BLAST related tools are available both for downloading [7], [8] and by web applications [9], [10]. While the former is a more flexible scenario and allows users to perform searches against local customized databases, the latter usually just permits to query available databases (e.g. nr, uniprot, ESTdb, etc.), but generally provides a more structured result report. The first solution generally requires additional packages or ad-hoc solutions to manage and post-process BLAST results especially for long and complex queries. Several stand-alone tools are available (some examples are: Bioperl [11], Moulder [12], Zerg [13], Museqbox [14]). They run locally, offer both simple and complex ways of filtering results (mainly on the basis of parameters such as as e-value, similarity, etc.) and return parsed results as flat files or in a spreadsheet format. These packages generally have good performances in terms of speed and flexibility but require a certain level of computer knowledge. They have to be installed and often work in a command line fashion. Alternatively, some stand-alone tools as NOBLAST-JAMBLAST [15] and Batch Blast Extractor [16] provide a graphical interface to manage the results; they also run locally, are platform independent and do not require any computer knowledge.
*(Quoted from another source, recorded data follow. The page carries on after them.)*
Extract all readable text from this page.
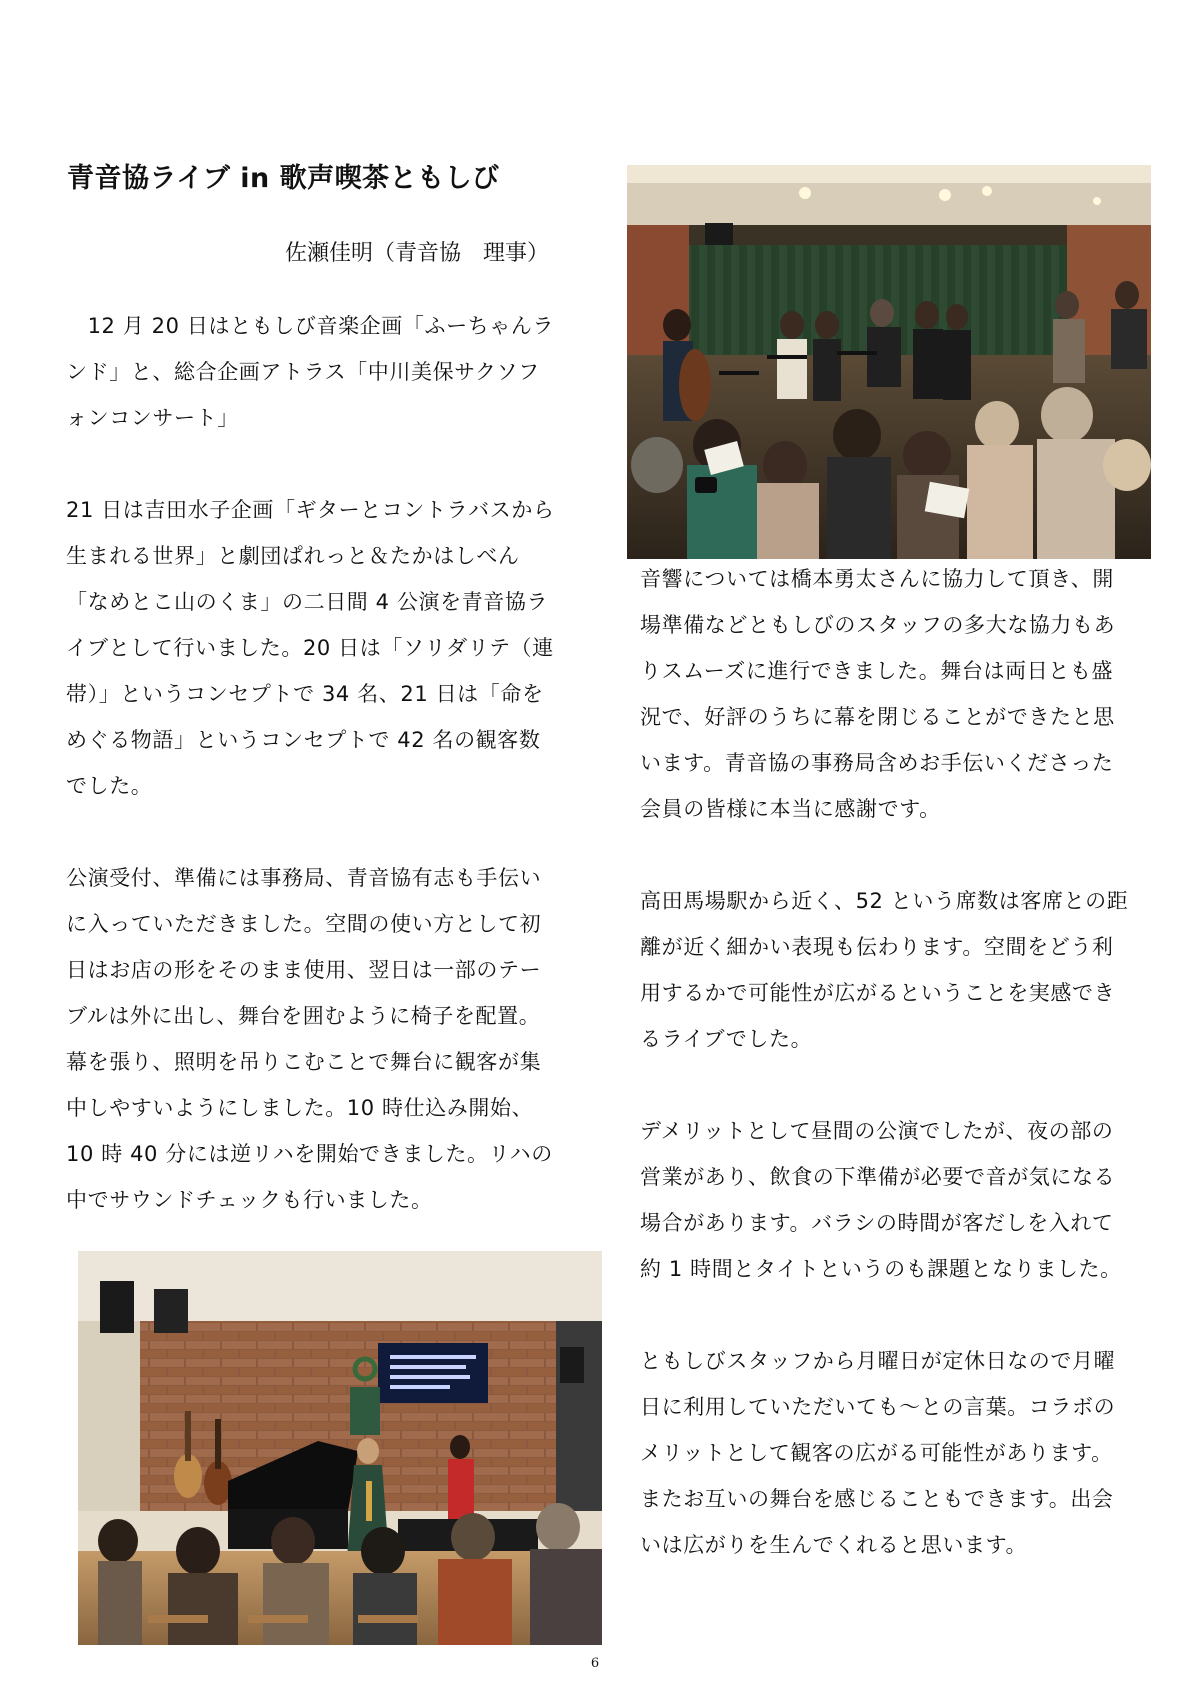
青音協ライブ in 歌声喫茶ともしび
佐瀬佳明（青音協　理事）

　12 月 20 日はともしび音楽企画「ふーちゃんラ
ンド」と、総合企画アトラス「中川美保サクソフ
ォンコンサート」

21 日は吉田水子企画「ギターとコントラバスから
生まれる世界」と劇団ぱれっと＆たかはしべん
「なめとこ山のくま」の二日間 4 公演を青音協ラ
イブとして行いました。20 日は「ソリダリテ（連
帯）」というコンセプトで 34 名、21 日は「命を
めぐる物語」というコンセプトで 42 名の観客数
でした。

公演受付、準備には事務局、青音協有志も手伝い
に入っていただきました。空間の使い方として初
日はお店の形をそのまま使用、翌日は一部のテー
ブルは外に出し、舞台を囲むように椅子を配置。
幕を張り、照明を吊りこむことで舞台に観客が集
中しやすいようにしました。10 時仕込み開始、
10 時 40 分には逆リハを開始できました。リハの
中でサウンドチェックも行いました。

音響については橋本勇太さんに協力して頂き、開
場準備などともしびのスタッフの多大な協力もあ
りスムーズに進行できました。舞台は両日とも盛
況で、好評のうちに幕を閉じることができたと思
います。青音協の事務局含めお手伝いくださった
会員の皆様に本当に感謝です。

高田馬場駅から近く、52 という席数は客席との距
離が近く細かい表現も伝わります。空間をどう利
用するかで可能性が広がるということを実感でき
るライブでした。

デメリットとして昼間の公演でしたが、夜の部の
営業があり、飲食の下準備が必要で音が気になる
場合があります。バラシの時間が客だしを入れて
約 1 時間とタイトというのも課題となりました。

ともしびスタッフから月曜日が定休日なので月曜
日に利用していただいても～との言葉。コラボの
メリットとして観客の広がる可能性があります。
またお互いの舞台を感じることもできます。出会
いは広がりを生んでくれると思います。

6
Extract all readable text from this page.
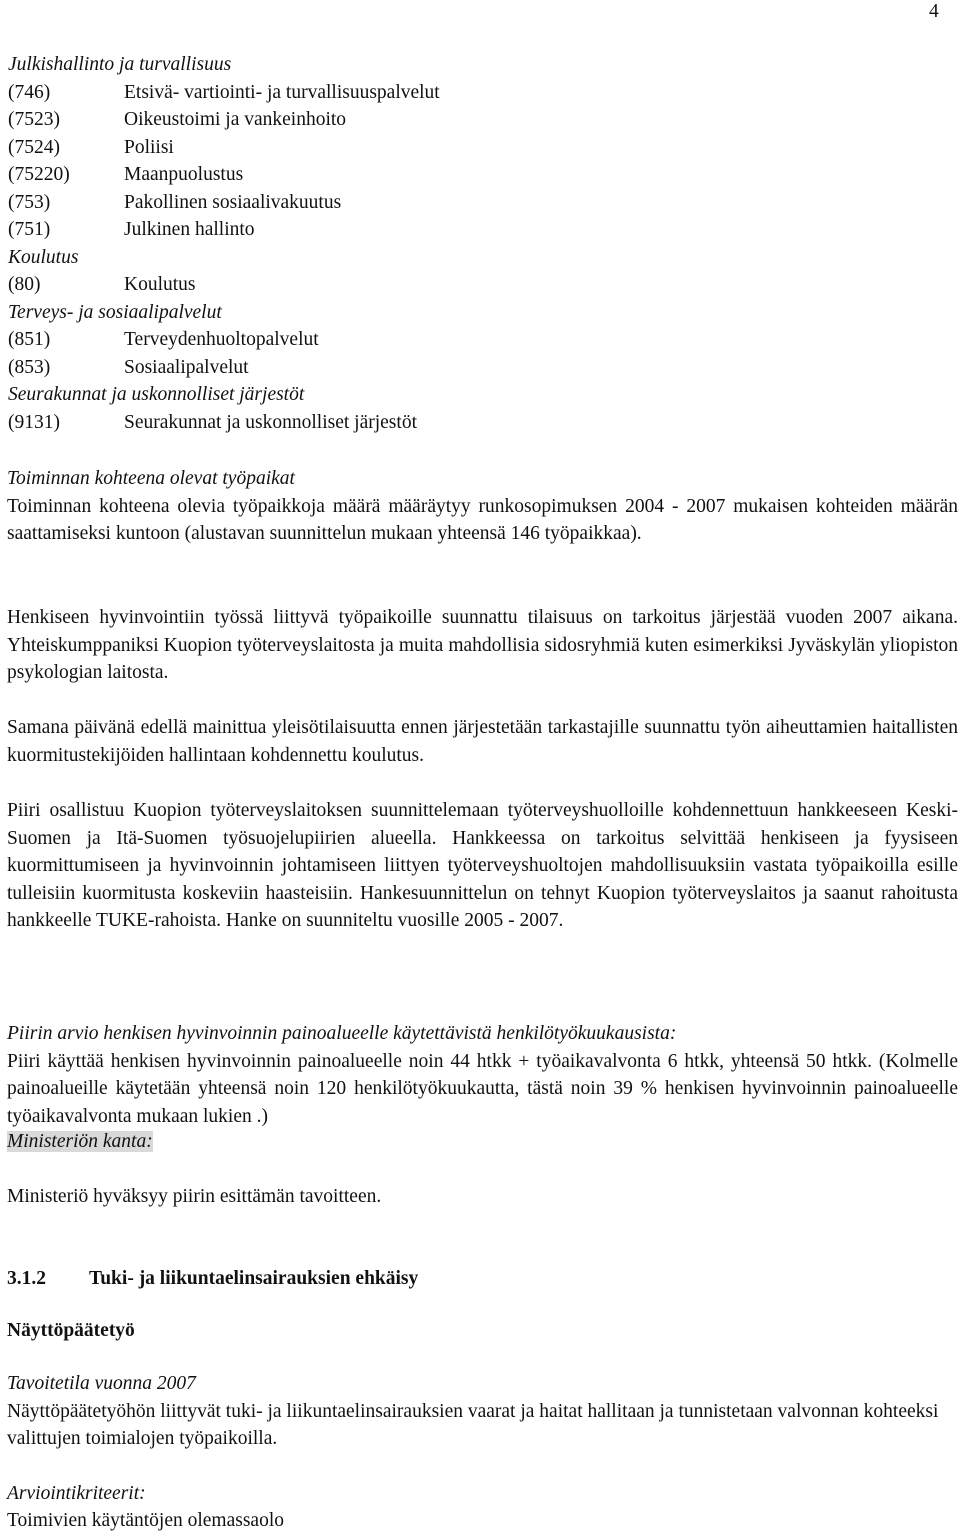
4
Julkishallinto ja turvallisuus
(746)	Etsivä- vartiointi- ja turvallisuuspalvelut
(7523)	Oikeustoimi ja vankeinhoito
(7524)	Poliisi
(75220)	Maanpuolustus
(753)	Pakollinen sosiaalivakuutus
(751)	Julkinen hallinto
Koulutus
(80)	Koulutus
Terveys- ja sosiaalipalvelut
(851)	Terveydenhuoltopalvelut
(853)	Sosiaalipalvelut
Seurakunnat ja uskonnolliset järjestöt
(9131)	Seurakunnat ja uskonnolliset järjestöt
Toiminnan kohteena olevat työpaikat

Toiminnan kohteena olevia työpaikkoja määrä määräytyy runkosopimuksen 2004 - 2007 mukaisen kohteiden määrän saattamiseksi kuntoon (alustavan suunnittelun mukaan yhteensä 146 työpaikkaa).

Henkiseen hyvinvointiin työssä liittyvä työpaikoille suunnattu tilaisuus on tarkoitus järjestää vuoden 2007 aikana. Yhteiskumppaniksi Kuopion työterveyslaitosta ja muita mahdollisia sidosryhmiä kuten esimerkiksi Jyväskylän yliopiston psykologian laitosta.
Samana päivänä edellä mainittua yleisötilaisuutta ennen järjestetään tarkastajille suunnattu työn aiheuttamien haitallisten kuormitustekijöiden hallintaan kohdennettu koulutus.
Piiri osallistuu Kuopion työterveyslaitoksen suunnittelemaan työterveyshuolloille kohdennettuun hankkeeseen Keski-Suomen ja Itä-Suomen työsuojelupiirien alueella. Hankkeessa on tarkoitus selvittää henkiseen ja fyysiseen kuormittumiseen ja hyvinvoinnin johtamiseen liittyen työterveyshuoltojen mahdollisuuksiin vastata työpaikoilla esille tulleisiin kuormitusta koskeviin haasteisiin. Hankesuunnittelun on tehnyt Kuopion työterveyslaitos ja saanut rahoitusta hankkeelle TUKE-rahoista. Hanke on suunniteltu vuosille 2005 - 2007.
Piirin arvio henkisen hyvinvoinnin painoalueelle käytettävistä henkilötyökuukausista:

Piiri käyttää henkisen hyvinvoinnin painoalueelle noin 44 htkk + työaikavalvonta 6 htkk, yhteensä 50 htkk. (Kolmelle painoalueille käytetään yhteensä noin 120 henkilötyökuukautta, tästä noin 39 % henkisen hyvinvoinnin painoalueelle työaikavalvonta mukaan lukien .)

Ministeriön kanta:
Ministeriö hyväksyy piirin esittämän tavoitteen.
3.1.2 Tuki- ja liikuntaelinsairauksien ehkäisy
Näyttöpäätetyö
Tavoitetila vuonna 2007

Näyttöpäätetyöhön liittyvät tuki- ja liikuntaelinsairauksien vaarat ja haitat hallitaan ja tunnistetaan valvonnan kohteeksi valittujen toimialojen työpaikoilla.

Arviointikriteerit:
Toimivien käytäntöjen olemassaolo
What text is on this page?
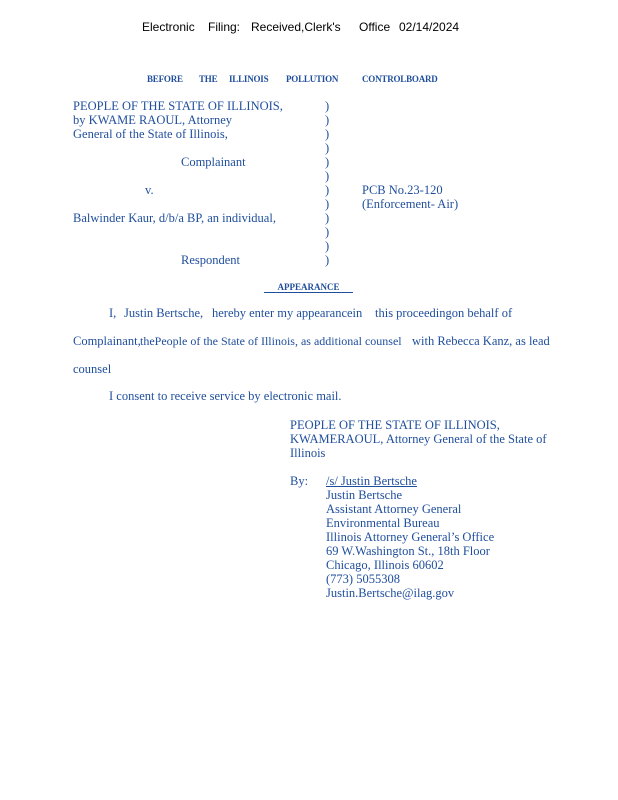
Electronic Filing: Received,Clerk's Office 02/14/2024
BEFORE THE ILLINOIS POLLUTION	CONTROLBOARD
PEOPLE OF THE STATE OF ILLINOIS,
by KWAME RAOUL, Attorney
General of the State of Illinois,
Complainant
v.
Balwinder Kaur, d/b/a BP, an individual,
Respondent
)
)
)
)
)
)
)
)
)
)
)
)
PCB No.23-120
(Enforcement- Air)
APPEARANCE
I, Justin Bertsche, hereby enter my appearancein this proceedingon behalf of
Complainant, thePeople of the State of Illinois, as additional counsel with Rebecca Kanz, as lead
counsel
I consent to receive service by electronic mail.
PEOPLE OF THE STATE OF ILLINOIS,
KWAMERAOUL, Attorney General of the State of
Illinois
By: /s/ Justin Bertsche
Justin Bertsche
Assistant Attorney General
Environmental Bureau
Illinois Attorney General’s Office
69 W.Washington St., 18th Floor
Chicago, Illinois 60602
(773) 5055308
Justin.Bertsche@ilag.gov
NOBLAST-JAMBLAST requires a MySQL server to be installed. This allows the user to sort and filter BLAST results and to perform queries on them via a graphical interface. An additional class of programs (BOV [17], PLAN [18], nuclearBLAST [19]) are available via web (or require a web server installation on Linux platform), let the users upload their own BLAST results as plain text files, and provide a user-friendly environment to filter and analyse the results. These applications generally work by storing BLAST results in a relational database, which, contrary to the case of NOBLAST-JAMBLAST [15] is not accessible to the user.

Available packages and web services are designed to simplify the use of database search tools for both programmatic and manual usage and all of them have specific features that make them appropriate for specific applications. However, so far, no tool is available for reciprocal blasting of two user defined sequences dataset and for an easy mining of results in an efficient and user friendly fashion. Yet, this is not an uncommon need in biology [20][25].

This led us to develop a powerful tool, named PARIGA (it comes from the Sardinian idiom: “a pair of”), that, given two user selected protein and/or nucleotide datasets, performs all-vs-all reciprocal BLAST searches [7] using each member of the first set as a query and the second set as the target database and vice versa and permits to quickly filter and analyze the results. It enables the user to interrogate and compare intra- and inter- BLAST results by performing logical operations on them. Moreover, the web implementation allows directly the parsing of BLAST results. The action of filtering is performed in real-time and it is completely reversible since it acts at level of results visualization; thus, it does not require additional computational steps and it does not provoke loss of data at each filtering phase.

Methods

In our system, the BLAST outputs are stored in a python-serialized-objects relational database by a dedicated version of a python package named BlaSTorage [26]. In short, the system works by generating and manipulating a universal data structure, a JSON (JavaScript Object Notation) object, which is a lightweight data-interchange format, for each of the BLAST outputs generated with the Blast+ implementation [27]. The JSON object does not contain the alignments (the largest part of the outputs), while a dynamic generation of javascript code is used to keep the size of these objects rather small. Furthermore, searches, ranking and filtering operations can be performed on the client rather than on the server side thereby substantially improving the speed of response. In other words, the technical implementation of the system is such that the interactions between the user and the server are kept to a minimum. Although, in principle, the allowed size of the dataset is unlimited, in the current release we encourage an upper limit on the size of the two input files (an amount of 1000 proteins of about 300 residues each corresponds to about 100 MB of transferred JSONs), but it should be noted that this is only due to the limitations in the browser capability of displaying large amount of data (client-side), rather than to the computational load (server-side).

Results and Discussion

The two datasets can be uploaded by the user who can select the desired traditional BLAST parameters (word size, expected e-value, gap-open and extension, etc.). The visualization of each of the BLAST results is very similar to the standard tabular BLAST output with the possibility of retrieving the alignment by clicking on the entry name. Summary table, statistics and a graphical summary of matches can be viewed by clicking on the appropriate icon in the table header. Two additional columns have been added to the traditional schema, named coverage and inv-cov. These indicate the fraction of the query and the subject involved in the alignment, respectively. Two novel key functionalities have been implemented. First of all, the results can be visualized and filtered in real time according to parameters such as similarity, coverage, e-value etc. (Figure 1, left panel). Second, since results are stored in a hidden database structure, the user can easily perform logical operations on them by simply selecting one of the options COMMON, CROSS and MULTIPLE (Figure 1, right panel, and schema in Figure 2).

thumbnail
Figure 1. Real Time Filtering and Logical Operations. (Left) Real Time Filtering.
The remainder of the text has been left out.